Ознакомительная версия.
— Что решили?
Никита Родионович передал содержание беседы. Надо поторапливаться. Возможно, что в следующий раз Тряскина не пойдет на такой рискованный шаг.
Денис Макарович протянул руки к печи и задумался.
— Значит, придется забраться в дом, — как бы самому себе, тихо сказал он.
— Да, — подтвердил Никита Родионович, — другого ничего не придумаешь. Родэ и Варвару Тряскину привезет машина, и неизвестно, кто еще в ней будет, кроме них и шофера.
— Поэтому-то я и думал, что поручить дело одному Игнату рискованно: уж больно он горяч. Притом возможна предварительная слежка за домом. — Изволин неторопливо погладил руками колени и нерешительно продолжал: — А что, если привлечь Андрея? Он давно тоскует по настоящему делу.
Андрей вернулся домой только в сумерки. Он молча разделся и сел за стол.
— Ну как? — спросил Ожогин.
Андрей поднял глаза и ответил, что ходил с Тризной в Рыбацкий переулок.
— Нашли?
— Нашли. Под шестым номером — самый приличный дом в переулке, кроме него — мелкота и развалины. Глухое место… Я пойду вместе с Игнатом! — с какой-то отчаянной решимостью закончил он.
Ожогин задумался. Зная характер друга, Никита Родионович опасался, что, уступив ему один раз, придется уступить и в другой.

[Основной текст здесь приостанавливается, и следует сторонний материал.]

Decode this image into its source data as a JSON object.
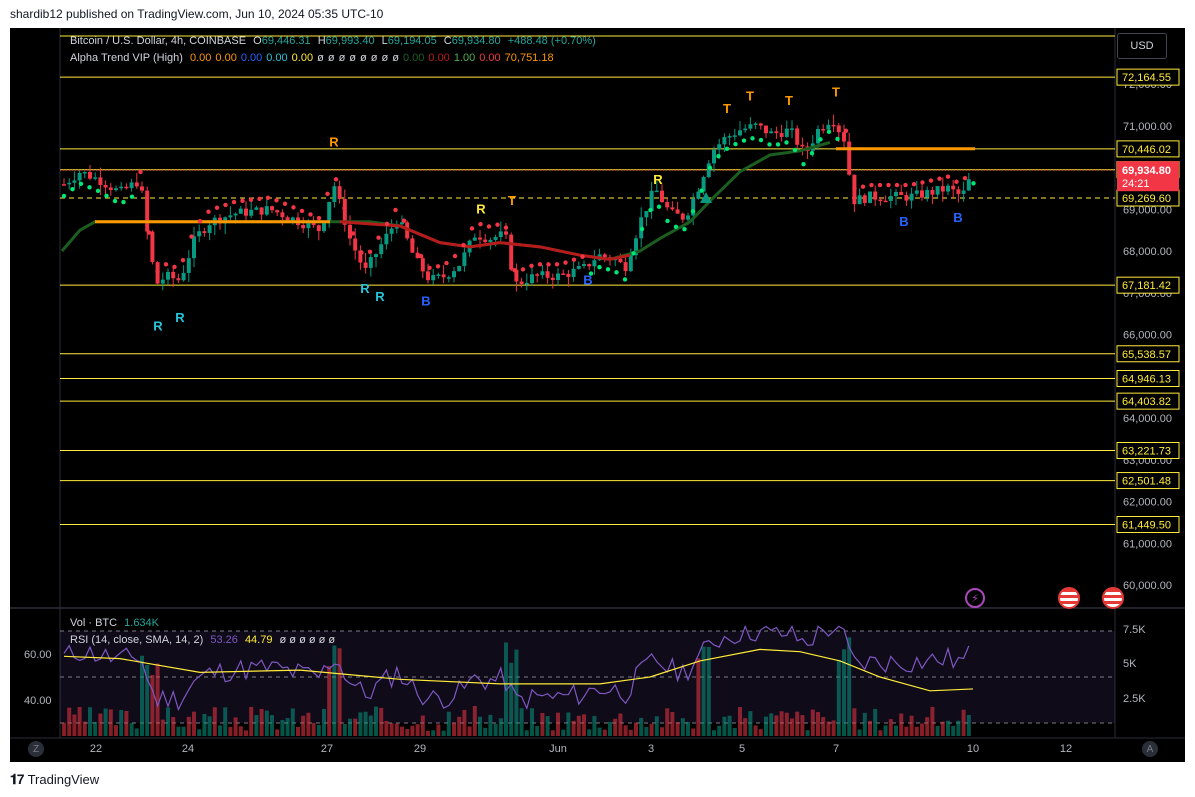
{
  "header": {
    "publisher_line": "shardib12 published on TradingView.com, Jun 10, 2024 05:35 UTC-10"
  },
  "footer": {
    "brand": "TradingView"
  },
  "toolbar": {
    "currency": "USD",
    "z_label": "Z",
    "a_label": "A"
  },
  "legend": {
    "symbol": "Bitcoin / U.S. Dollar, 4h, COINBASE",
    "open_label": "O",
    "open": "69,446.31",
    "high_label": "H",
    "high": "69,993.40",
    "low_label": "L",
    "low": "69,194.05",
    "close_label": "C",
    "close": "69,934.80",
    "change": "+488.48 (+0.70%)",
    "indicator_name": "Alpha Trend VIP (High)",
    "indicator_values": [
      {
        "v": "0.00",
        "color": "#ff9800"
      },
      {
        "v": "0.00",
        "color": "#ff9800"
      },
      {
        "v": "0.00",
        "color": "#2962ff"
      },
      {
        "v": "0.00",
        "color": "#26c6da"
      },
      {
        "v": "0.00",
        "color": "#ffeb3b"
      },
      {
        "v": "ø",
        "color": "#d1d4dc"
      },
      {
        "v": "ø",
        "color": "#d1d4dc"
      },
      {
        "v": "ø",
        "color": "#d1d4dc"
      },
      {
        "v": "ø",
        "color": "#d1d4dc"
      },
      {
        "v": "ø",
        "color": "#d1d4dc"
      },
      {
        "v": "ø",
        "color": "#d1d4dc"
      },
      {
        "v": "ø",
        "color": "#d1d4dc"
      },
      {
        "v": "ø",
        "color": "#d1d4dc"
      },
      {
        "v": "0.00",
        "color": "#1b5e20"
      },
      {
        "v": "0.00",
        "color": "#b71c1c"
      },
      {
        "v": "1.00",
        "color": "#4caf50"
      },
      {
        "v": "0.00",
        "color": "#f23645"
      },
      {
        "v": "70,751.18",
        "color": "#ff9800"
      }
    ],
    "vol_name": "Vol · BTC",
    "vol_value": "1.634K",
    "rsi_name": "RSI (14, close, SMA, 14, 2)",
    "rsi_value": "53.26",
    "rsi_ma": "44.79",
    "rsi_extra": "ø ø ø ø ø ø"
  },
  "chart_data": {
    "type": "candlestick",
    "price_axis_ticks": [
      "72,000.00",
      "71,000.00",
      "70,000.00",
      "69,000.00",
      "68,000.00",
      "67,000.00",
      "66,000.00",
      "65,000.00",
      "64,000.00",
      "63,000.00",
      "62,000.00",
      "61,000.00",
      "60,000.00"
    ],
    "time_axis_ticks": [
      "22",
      "24",
      "27",
      "29",
      "Jun",
      "3",
      "5",
      "7",
      "10",
      "12"
    ],
    "horizontal_levels": [
      "72,164.55",
      "70,446.02",
      "69,946.87",
      "69,269.60",
      "67,181.42",
      "65,538.57",
      "64,946.13",
      "64,403.82",
      "63,221.73",
      "62,501.48",
      "61,449.50"
    ],
    "last_price": "69,934.80",
    "countdown": "24:21",
    "signal_labels": [
      {
        "t": "R",
        "x": 158,
        "p": 66.1,
        "c": "#26c6da"
      },
      {
        "t": "R",
        "x": 180,
        "p": 66.3,
        "c": "#26c6da"
      },
      {
        "t": "R",
        "x": 334,
        "p": 70.5,
        "c": "#ff9800"
      },
      {
        "t": "R",
        "x": 365,
        "p": 67.0,
        "c": "#26c6da"
      },
      {
        "t": "R",
        "x": 380,
        "p": 66.8,
        "c": "#26c6da"
      },
      {
        "t": "B",
        "x": 426,
        "p": 66.7,
        "c": "#2962ff"
      },
      {
        "t": "R",
        "x": 481,
        "p": 68.9,
        "c": "#ffeb3b"
      },
      {
        "t": "T",
        "x": 512,
        "p": 69.1,
        "c": "#ff9800"
      },
      {
        "t": "B",
        "x": 588,
        "p": 67.2,
        "c": "#2962ff"
      },
      {
        "t": "R",
        "x": 658,
        "p": 69.6,
        "c": "#ffeb3b"
      },
      {
        "t": "T",
        "x": 727,
        "p": 71.3,
        "c": "#ff9800"
      },
      {
        "t": "T",
        "x": 750,
        "p": 71.6,
        "c": "#ff9800"
      },
      {
        "t": "T",
        "x": 789,
        "p": 71.5,
        "c": "#ff9800"
      },
      {
        "t": "T",
        "x": 836,
        "p": 71.7,
        "c": "#ff9800"
      },
      {
        "t": "B",
        "x": 904,
        "p": 68.6,
        "c": "#2962ff"
      },
      {
        "t": "B",
        "x": 958,
        "p": 68.7,
        "c": "#2962ff"
      }
    ],
    "rsi_axis_ticks": [
      "60.00",
      "40.00"
    ],
    "volume_axis_ticks": [
      "7.5K",
      "5K",
      "2.5K"
    ]
  }
}
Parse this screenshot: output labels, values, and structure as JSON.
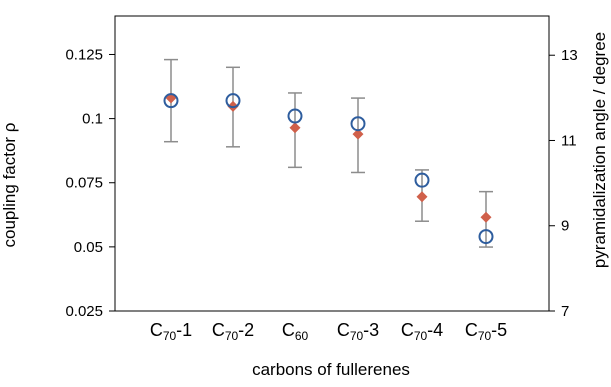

А когда Андрей войдет во вкус боевой работы, оторвать его от нее будет трудно. Возникнет угроза основному заданию, на которое они посланы.
— Мало ли тебе что захочется, — спокойно сказал он. Грязнов покраснел, прижал руку к груди:
— Поймите, Никита Родионович…
— Прекрасно понимаю. Но мы оба отвечаем за то, что нам поручено.
Сбиваясь, Андрей принялся с жаром доказывать, что уверен в успехе, что отлично выполнит задание.
— Неужели, Андрей, ты не понял, почему я колеблюсь?
— Да… но почему вы сами… — Андрей оборвал фразу на полуслове и подошел к окну, став к Никите Родионовичу спиной.
— Вижу, что не понял, — сказал Ожогин. Несколько минут длилось молчание.
— Хорошо, Андрей, ты пойдешь с Тризной, — проговорил наконец Никита Родионович, — что с тобой поделаешь. Но это будет твое первое и последнее боевое поручение… Надеюсь, что все сойдет благополучно.
Он подошел к Андрею и крепко обнял его за плечи.
Ночь. Затемненный город кажется вымершим. Ни света, ни человеческой тени. Только снег, снег и снег… Им усыпаны мостовая, тротуары, крыши домов. Он пушистыми комьями лежит на оголенных ветвях деревьев, тянет книзу провода, образует причудливые шапки на верхушках столбов.
Воздух неподвижен и чист. Шаги звонко отдаются в тишине ночи.
Из-за угла выглянул человек. Никита Родионович и Андрей остановились, всмотрелись. Это был Тризна. Поздоровались молча.
— Что нового? — спросил приглушенным голосом Игнат Нестерович.
Ожогин передал содержание беседы с Тряскиной, объяснил расположение комнат в доме на Рыбацком, рассказал, что предпримет Тряскина.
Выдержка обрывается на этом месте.